Holmes draws from two epistemological styles, the logical and the intuitive, but conventional wisdom might also say he’s tapping in to two gender styles—one decidedly male, the other female. Reconciling the male and female, the yin and yang of his being, as adroitly as he does marks him as nothing short of a genius. And with that term, genius, we’re in another gender-saturated land. The concept of the universal genius, one who can tap into all available modes, synthesize the irreconcilable, that, too, is burdened with centuries of baggage.
A friend of mine, UAB playwright Lee Shackleford and his wife and collaborator, media psychologist Karen Dill-Shackleford, have been wondering lately if those perceptions of genius might be reconsidered. And they are turning to the Holmes mythos to do that. The Shacklefords have created a version of Sherlock Holmes-Watson titled Herlock. As you may have guessed, it casts the Holmes and Watson characters as females.
The couple has brought in veteran Hollywood effects director David Duncan to direct the first episode of Herlock, which they envision becoming part of a series. The first 40-minute installment is currently available on their website, herlock.us.
In Herlock, Watson is now Jonny Watts, a UC-Davis grad student studying veterinary medicine. With a keen knowledge of comparative anatomy, Watts is also a wannabe mystery novelist and an accomplished Internet sleuth in her own right. It is through her own cyberspace investigation that she tracks down the elusive female Holmes character, known here as Sheridan Hume.
Sheridan is just like Sherlock: brilliantly logical, egotistical, and very open to collaborative input from others. Well, no. Actually that last one is conspicuously not a Holmesian trait, and it provides the main rationale for the reimagining.
Karen Dill-Shackleford says the literature on gender differences to problem solving is pretty clear on this point: Women collaborate and men compete. Much of this can be explained as socialization, and we can find all sorts of exceptions (I’d probably count myself one of those), but for a generalization, it’s a pretty good one.
Karen expected that there would be both practical and relational advantages ones to how Sheridan and Watts work together. After cracking their first case together, Sheridan is able to assert, in language at once redolent of and in contrast to her male counterpart, that she doesn’t need anyone but that Jonny possesses skills that complement her own.

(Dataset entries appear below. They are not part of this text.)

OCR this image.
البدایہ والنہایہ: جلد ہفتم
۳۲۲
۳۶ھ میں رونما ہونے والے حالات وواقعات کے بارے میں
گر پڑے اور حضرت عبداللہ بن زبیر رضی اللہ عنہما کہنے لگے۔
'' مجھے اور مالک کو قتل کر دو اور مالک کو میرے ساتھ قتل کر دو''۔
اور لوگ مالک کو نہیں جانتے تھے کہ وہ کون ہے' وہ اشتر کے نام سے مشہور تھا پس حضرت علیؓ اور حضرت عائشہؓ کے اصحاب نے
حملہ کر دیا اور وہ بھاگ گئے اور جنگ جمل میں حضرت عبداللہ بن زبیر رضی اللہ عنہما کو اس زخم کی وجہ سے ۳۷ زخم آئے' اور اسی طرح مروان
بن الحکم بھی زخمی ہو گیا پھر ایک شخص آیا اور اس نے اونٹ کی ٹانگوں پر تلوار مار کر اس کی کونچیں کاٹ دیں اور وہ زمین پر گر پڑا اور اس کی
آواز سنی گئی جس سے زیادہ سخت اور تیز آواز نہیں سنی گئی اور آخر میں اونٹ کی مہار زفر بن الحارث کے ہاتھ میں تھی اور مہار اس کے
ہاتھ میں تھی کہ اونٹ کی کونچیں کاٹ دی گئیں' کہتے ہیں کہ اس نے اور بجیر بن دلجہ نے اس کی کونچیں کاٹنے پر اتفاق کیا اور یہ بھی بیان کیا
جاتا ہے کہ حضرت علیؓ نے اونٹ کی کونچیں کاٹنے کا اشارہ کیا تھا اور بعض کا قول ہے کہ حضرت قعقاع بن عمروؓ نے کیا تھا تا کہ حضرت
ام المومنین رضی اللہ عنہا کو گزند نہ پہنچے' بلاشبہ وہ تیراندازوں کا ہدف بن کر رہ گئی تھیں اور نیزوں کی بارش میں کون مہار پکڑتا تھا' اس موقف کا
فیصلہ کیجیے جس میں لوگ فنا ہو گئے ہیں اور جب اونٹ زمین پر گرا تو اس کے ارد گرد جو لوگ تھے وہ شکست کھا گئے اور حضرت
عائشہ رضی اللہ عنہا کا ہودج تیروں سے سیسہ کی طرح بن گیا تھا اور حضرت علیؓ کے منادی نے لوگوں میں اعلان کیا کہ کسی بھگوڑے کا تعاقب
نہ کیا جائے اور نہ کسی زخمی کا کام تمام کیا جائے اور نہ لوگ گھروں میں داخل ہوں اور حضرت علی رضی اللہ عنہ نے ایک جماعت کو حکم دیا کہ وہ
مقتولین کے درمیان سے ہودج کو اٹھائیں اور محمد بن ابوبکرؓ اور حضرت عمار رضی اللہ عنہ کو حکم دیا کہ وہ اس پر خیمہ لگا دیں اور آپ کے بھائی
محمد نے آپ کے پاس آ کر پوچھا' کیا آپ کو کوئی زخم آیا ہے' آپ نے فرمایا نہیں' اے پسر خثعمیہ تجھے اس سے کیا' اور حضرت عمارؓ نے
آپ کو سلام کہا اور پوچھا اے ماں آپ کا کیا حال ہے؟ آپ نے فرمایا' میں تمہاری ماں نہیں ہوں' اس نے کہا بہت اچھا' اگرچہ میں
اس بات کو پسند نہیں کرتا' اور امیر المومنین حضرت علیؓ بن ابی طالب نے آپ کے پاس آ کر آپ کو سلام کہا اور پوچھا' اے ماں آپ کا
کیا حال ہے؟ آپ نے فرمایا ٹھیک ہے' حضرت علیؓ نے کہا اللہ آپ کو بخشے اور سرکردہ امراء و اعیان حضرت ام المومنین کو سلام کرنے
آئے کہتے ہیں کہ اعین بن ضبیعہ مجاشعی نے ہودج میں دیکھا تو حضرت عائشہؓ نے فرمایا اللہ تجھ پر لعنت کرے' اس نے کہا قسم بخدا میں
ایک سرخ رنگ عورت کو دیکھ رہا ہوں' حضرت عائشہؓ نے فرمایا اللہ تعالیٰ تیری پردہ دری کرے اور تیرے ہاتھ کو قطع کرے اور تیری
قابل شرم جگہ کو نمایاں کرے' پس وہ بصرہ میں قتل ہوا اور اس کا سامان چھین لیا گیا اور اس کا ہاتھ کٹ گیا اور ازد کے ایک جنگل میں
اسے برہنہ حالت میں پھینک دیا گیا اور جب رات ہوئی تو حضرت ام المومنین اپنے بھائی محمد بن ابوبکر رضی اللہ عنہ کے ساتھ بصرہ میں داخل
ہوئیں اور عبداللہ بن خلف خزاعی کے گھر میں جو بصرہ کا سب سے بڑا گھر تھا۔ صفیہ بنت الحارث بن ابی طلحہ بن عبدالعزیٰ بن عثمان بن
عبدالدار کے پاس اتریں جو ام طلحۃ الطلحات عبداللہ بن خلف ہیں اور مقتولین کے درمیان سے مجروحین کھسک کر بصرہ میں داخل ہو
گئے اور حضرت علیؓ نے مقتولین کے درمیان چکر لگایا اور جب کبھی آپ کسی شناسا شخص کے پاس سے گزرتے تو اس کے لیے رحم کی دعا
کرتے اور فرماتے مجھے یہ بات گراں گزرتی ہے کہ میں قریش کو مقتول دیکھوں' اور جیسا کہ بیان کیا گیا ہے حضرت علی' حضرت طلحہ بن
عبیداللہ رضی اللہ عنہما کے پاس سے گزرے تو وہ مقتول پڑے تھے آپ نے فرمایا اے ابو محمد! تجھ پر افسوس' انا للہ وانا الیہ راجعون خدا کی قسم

Lee, the writer, is quick to point out that the Holmes-Watson partnership has long struck people as odd. (The BBC manifestation, Sherlock, picks up on this by making their Holmes and Watson the butt of “gay jokes.”)
“I’ve always felt that part of what works about the Holmes-Watson relationship, from Doyle’s stories to the present-day interpretations, is that Holmes and Watson each have needs that the other fulfills. So even though Holmes is unquestionably in charge of the partnership, he still needs Watson at his side. And in that way, it’s not a typically male arrangement,” Lee says.
Herlock fandom is growing, and the Shacklefords are crowdsourcing funding for additional episodes though indiegogo.com. Karen and Lee say they’ll use the funding to enlist guest writers committed to their approach.
It’s an approach that seems to be resonating with contemporary audiences.
“Jonny has to be more of an equal to Sheridan. Fans at the premiere loved that. Bless them,” Lee says.
Gia Mora portrays the lead character, Sheridan Hume. Two Birmingham actors are featured—Alana Jordan as Sheridan’s other half, Jonny Watts, and Vince Cusimano, as her in turn pushy, mushy boyfriend, Mario.